The stars of Australia’s crowd-sourcing hub

The stars of Australia’s crowd-sourcing hubIt’s no wonder crowd-sourcing has been described as “outsourcing on steroids” – few trends have had as much impact on the way small businesses can compete with their bigger end of town, by giving them access to low-cost, high quality services from anywhere in the world across the internet.

Given the way it lets underdogs take on the big end of town, it’s not surprising crowd-sourcing has become popular in Australia.

But local entrepreneurs are not just users of the world’s top crowd-sourcing sites. In the past three years, crowd-sourcing has become the basis of numerous multimillion-dollar businesses in Australia, while many others have launched variations that utilise the web’s ability aggregate service providers.

New crowd-sourcing companies and models are springing up on a monthly basis, building on a rapidly-growing crowd-sourcing hub.

The founder of design crowd-sourcing service DesignCrowd, Alec Lynch says the reason for the model’s popularity is simple – it works.

“It’s quicker and it generally delivers a better result,” Lynch says. “What it is introducing into industries where it is applied is competition on quality, not competition on cost.”

We’ve gathered many of the best that Australia has to offer to present to you the Australian “in crowd”.


99designs grew out of the technology publishing business SitePoint in February 2008 when founder Mark Harbottle noted that designers were using its online forums to challenge each other to create better designs.

General manager Jason Sew Hoy says 99designs has the largest pool of designers of any crowd-source service globally, with 45,000 projects completed successfully and 550 projects currently open. 99designs has revenue of $12 million, 93% of which is earned outside of Australia, and is paying out more than US$600 thousand each month to its designers.

“We understand what makes designers tick and we attract more of them, which therefore leads to the customers coming to our marketplace because they see that we have more creativity,” Sew Hoy says. “Like any marketplace there are both customers and suppliers, and to have a sustainable business model you need to make sure that both sides are getting something out of it.”

Parent company Sitepoint is also trialling which is a free crowd-source naming service that has seen names requested for everything from businesses and websites to greyhounds.


When Booz & Co consultant Alec Lynch first saw the London Olympic Games Committee’s much-maligned logo in 2007 it got him thinking that he knew 20 people who could have done better. But unfortunately for the world at large none of them were ever given an opportunity to compete.

Hence in September 2007 he started DesignCrowd (then known as DesignBay) as a site for posting design projects and letting the world’s designers compete. Lynch himself had previously created ad designs as a side business.

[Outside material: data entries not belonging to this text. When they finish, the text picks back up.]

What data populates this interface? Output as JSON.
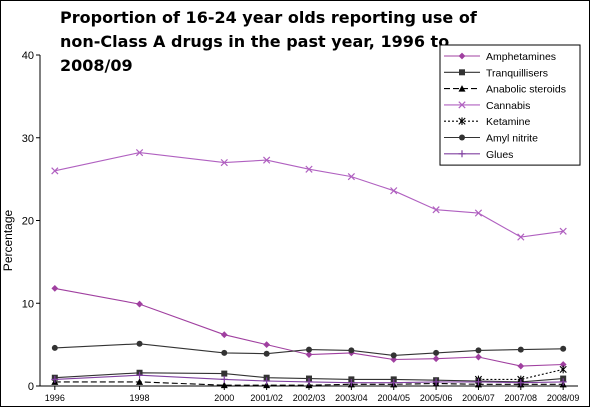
{
  "chart_data": {
    "type": "line",
    "title": "Proportion of 16-24 year olds reporting use of non-Class A drugs in the past year, 1996 to 2008/09",
    "ylabel": "Percentage",
    "xlabel": "",
    "ylim": [
      0,
      40
    ],
    "yticks": [
      "0",
      "10",
      "20",
      "30",
      "40"
    ],
    "categories": [
      "1996",
      "1998",
      "2000",
      "2001/02",
      "2002/03",
      "2003/04",
      "2004/05",
      "2005/06",
      "2006/07",
      "2007/08",
      "2008/09"
    ],
    "x_positions": [
      1996,
      1998,
      2000,
      2001,
      2002,
      2003,
      2004,
      2005,
      2006,
      2007,
      2008
    ],
    "legend_position": "top-right",
    "grid": false,
    "series": [
      {
        "name": "Amphetamines",
        "color": "#a040a0",
        "marker": "diamond",
        "dash": "solid",
        "x": [
          1996,
          1998,
          2000,
          2001,
          2002,
          2003,
          2004,
          2005,
          2006,
          2007,
          2008
        ],
        "values": [
          11.8,
          9.9,
          6.2,
          5.0,
          3.8,
          4.0,
          3.2,
          3.3,
          3.5,
          2.4,
          2.6
        ]
      },
      {
        "name": "Tranquillisers",
        "color": "#333333",
        "marker": "square",
        "dash": "solid",
        "x": [
          1996,
          1998,
          2000,
          2001,
          2002,
          2003,
          2004,
          2005,
          2006,
          2007,
          2008
        ],
        "values": [
          1.0,
          1.6,
          1.5,
          1.0,
          0.9,
          0.8,
          0.8,
          0.7,
          0.6,
          0.5,
          0.9
        ]
      },
      {
        "name": "Anabolic steroids",
        "color": "#000000",
        "marker": "triangle",
        "dash": "dashed",
        "x": [
          1996,
          1998,
          2000,
          2001,
          2002,
          2003,
          2004,
          2005,
          2006,
          2007,
          2008
        ],
        "values": [
          0.5,
          0.5,
          0.1,
          0.1,
          0.1,
          0.2,
          0.2,
          0.3,
          0.2,
          0.2,
          0.2
        ]
      },
      {
        "name": "Cannabis",
        "color": "#b060c0",
        "marker": "x",
        "dash": "solid",
        "x": [
          1996,
          1998,
          2000,
          2001,
          2002,
          2003,
          2004,
          2005,
          2006,
          2007,
          2008
        ],
        "values": [
          26.0,
          28.2,
          27.0,
          27.3,
          26.2,
          25.3,
          23.6,
          21.3,
          20.9,
          18.0,
          18.7
        ]
      },
      {
        "name": "Ketamine",
        "color": "#000000",
        "marker": "star",
        "dash": "dotted",
        "x": [
          2006,
          2007,
          2008
        ],
        "values": [
          0.8,
          0.8,
          2.0
        ]
      },
      {
        "name": "Amyl nitrite",
        "color": "#333333",
        "marker": "circle",
        "dash": "solid",
        "x": [
          1996,
          1998,
          2000,
          2001,
          2002,
          2003,
          2004,
          2005,
          2006,
          2007,
          2008
        ],
        "values": [
          4.6,
          5.1,
          4.0,
          3.9,
          4.4,
          4.3,
          3.7,
          4.0,
          4.3,
          4.4,
          4.5
        ]
      },
      {
        "name": "Glues",
        "color": "#8040a0",
        "marker": "plus",
        "dash": "solid",
        "x": [
          1996,
          1998,
          2000,
          2001,
          2002,
          2003,
          2004,
          2005,
          2006,
          2007,
          2008
        ],
        "values": [
          0.8,
          1.3,
          0.8,
          0.6,
          0.5,
          0.4,
          0.4,
          0.5,
          0.5,
          0.4,
          0.5
        ]
      }
    ]
  }
}
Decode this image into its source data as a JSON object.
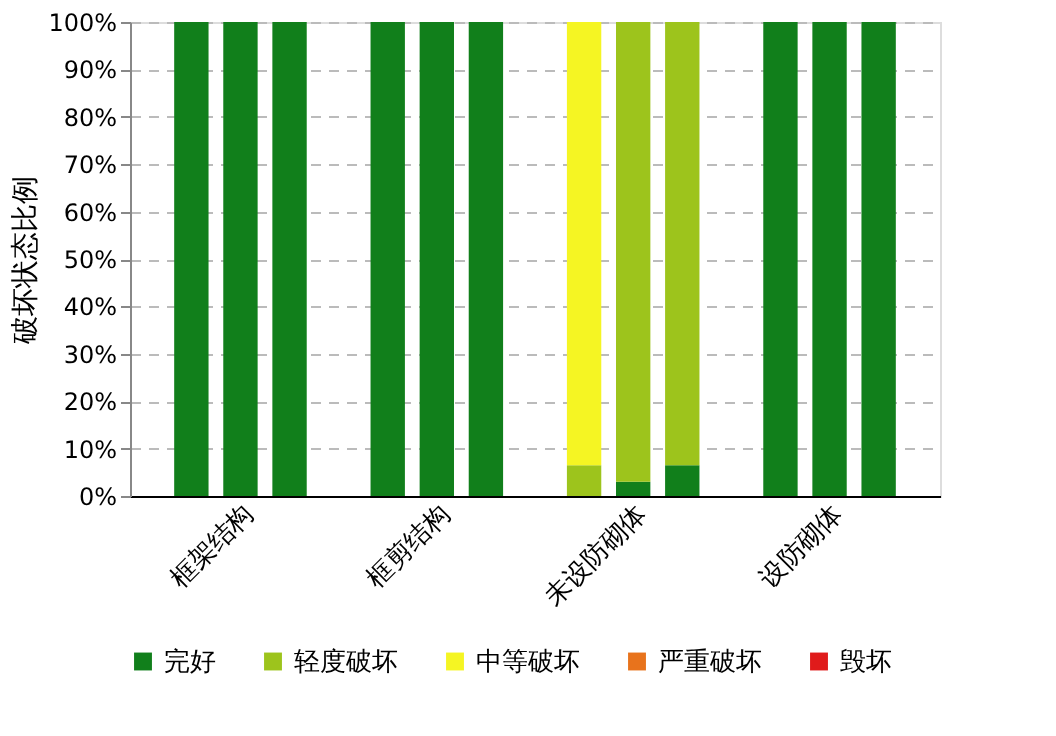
{
  "chart_data": {
    "type": "bar",
    "stacked": true,
    "ylabel": "破坏状态比例",
    "categories": [
      null,
      "框架结构",
      null,
      null,
      null,
      "框剪结构",
      null,
      null,
      null,
      "未设防砌体",
      null,
      null,
      null,
      "设防砌体",
      null
    ],
    "series": [
      {
        "name": "完好",
        "color": "#117f1b",
        "values": [
          100,
          100,
          100,
          null,
          100,
          100,
          100,
          null,
          0,
          3,
          6.5,
          null,
          100,
          100,
          100
        ]
      },
      {
        "name": "轻度破坏",
        "color": "#9dc41c",
        "values": [
          0,
          0,
          0,
          null,
          0,
          0,
          0,
          null,
          6.5,
          97,
          93.5,
          null,
          0,
          0,
          0
        ]
      },
      {
        "name": "中等破坏",
        "color": "#f5f523",
        "values": [
          0,
          0,
          0,
          null,
          0,
          0,
          0,
          null,
          93.5,
          0,
          0,
          null,
          0,
          0,
          0
        ]
      },
      {
        "name": "严重破坏",
        "color": "#e8731c",
        "values": [
          0,
          0,
          0,
          null,
          0,
          0,
          0,
          null,
          0,
          0,
          0,
          null,
          0,
          0,
          0
        ]
      },
      {
        "name": "毁坏",
        "color": "#e01b1b",
        "values": [
          0,
          0,
          0,
          null,
          0,
          0,
          0,
          null,
          0,
          0,
          0,
          null,
          0,
          0,
          0
        ]
      }
    ],
    "ylim": [
      0,
      100
    ],
    "yticks": [
      {
        "value": 0,
        "label": "0%"
      },
      {
        "value": 10,
        "label": "10%"
      },
      {
        "value": 20,
        "label": "20%"
      },
      {
        "value": 30,
        "label": "30%"
      },
      {
        "value": 40,
        "label": "40%"
      },
      {
        "value": 50,
        "label": "50%"
      },
      {
        "value": 60,
        "label": "60%"
      },
      {
        "value": 70,
        "label": "70%"
      },
      {
        "value": 80,
        "label": "80%"
      },
      {
        "value": 90,
        "label": "90%"
      },
      {
        "value": 100,
        "label": "100%"
      }
    ],
    "grid": "y",
    "legend": "bottom"
  }
}
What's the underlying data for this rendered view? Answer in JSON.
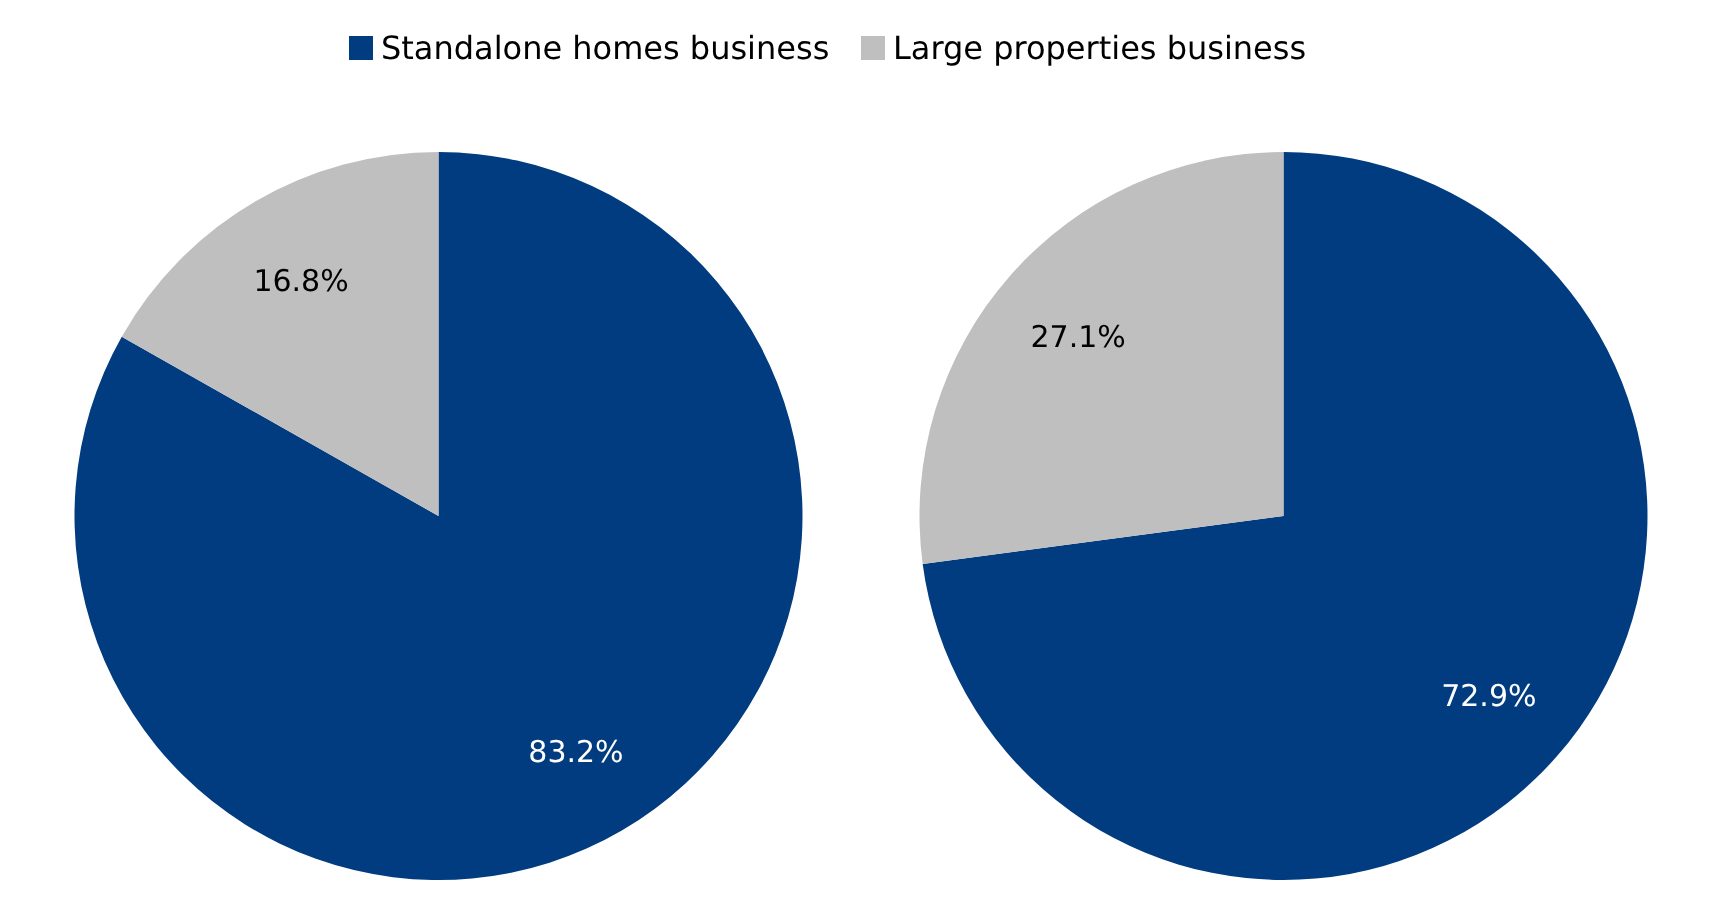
{
  "chart_data": [
    {
      "type": "pie",
      "categories": [
        "Standalone homes business",
        "Large properties business"
      ],
      "values": [
        83.2,
        16.8
      ],
      "colors": [
        "#003c7f",
        "#bfbfbf"
      ],
      "value_labels": [
        "83.2%",
        "16.8%"
      ],
      "legend": "top"
    },
    {
      "type": "pie",
      "categories": [
        null,
        null
      ],
      "values": [
        72.9,
        27.1
      ],
      "colors": [
        "#003c7f",
        "#bfbfbf"
      ],
      "value_labels": [
        "72.9%",
        "27.1%"
      ]
    }
  ]
}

He spent four months developing DesignBay before launching in January 2008, and the name was changed to DesignCrowd following an acquisition in October 2009.

“It’s about giving opportunities to people who have talent but don’t necessarily have their foot in the door in the industry,” Lynch says.

The three-person business is approaching $1 million in gross sales annually, although it does not report its actual revenues, and is growing at about 40% month-on-month. It has recently signed up its 15,000th designer, with contributors coming from around the world.

“It’s a virtual organisation – three people internally and then 15,000 people underneath,” Lynch says.


More of a marketplace than a crowd-sourcing service, Melbourne-based Envato has built a series of web businesses since it began in 2006. The company was founded by web designers Collis Ta’eed, his brother Vahid Ta’eed, wife Cyan Ta’eed and best friend Jun Rung in Collis’ living room. The aim was to build a single marketplace for developers what worked with Adobe’s Flash rich media technology.

“We kept adding new ideas and sights that popped into our heads, and it’s just got bigger and bigger,” Collis Ta’eed says.

Now Envato has seven marketplaces where people can buy and sell digital goods including WordPress themes, stock audio and multimedia project files, and are home to a community of more than 240,000 users, authors and buyers.

“Our aim is really to help people earn income that they may not have had access to previously,” Ta’eed says. “The highest earning author on the marketplace takes home more than $25,000 a month and lives in Austria.”

The company employs a core team of 25 in Melbourne and another 25 scattered around the world.